Ihren Ursprung hat die Literatur der Aufklärung in der Philosophie. Die Aufklärung stützt sich auf die Vernunft – also auf unser Denken – und fordert eine neue Gesellschaftsordnung. Die Literatur der Aufklärung setzt sich zum Ziel, diese neuen Werte zu vermitteln. Viele neue Regeln, Herangehensweisen und ganze neue Literaturgattungen prägen die Literatur der Aufklärung. Auf ganz verschiedene Arten wollen die Autoren in der Literatur der Aufklärung ihre Leser zum selbstständigen Denken animieren und zum Aufbegehren gegen Adel und Kirche motivieren.
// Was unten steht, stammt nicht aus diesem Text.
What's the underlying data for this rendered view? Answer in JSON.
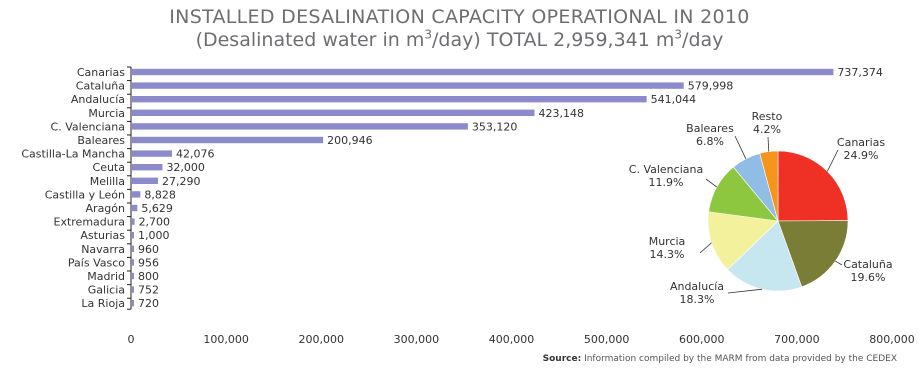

Im Theater entstehen neue Regeln und mit dem Roman macht die Literatur der Aufklärung eine bis dahin eher unbeachtete Literaturgattung populär. Doch damit nicht genug. In der Literatur der Aufklärung brechen Schriftsteller mit althergebrachten Regeln und Traditionen – allen voran Gotthold Ephraim Lessing. Mit dem bürgerlichen Trauerspiel schafft er eine neue Form der Literatur der Aufklärung. Seine Werke wie „Emilia Galotti“ und „Minna von Barnhelm“ gehören zu den Klassikern der Literatur der Aufklärung.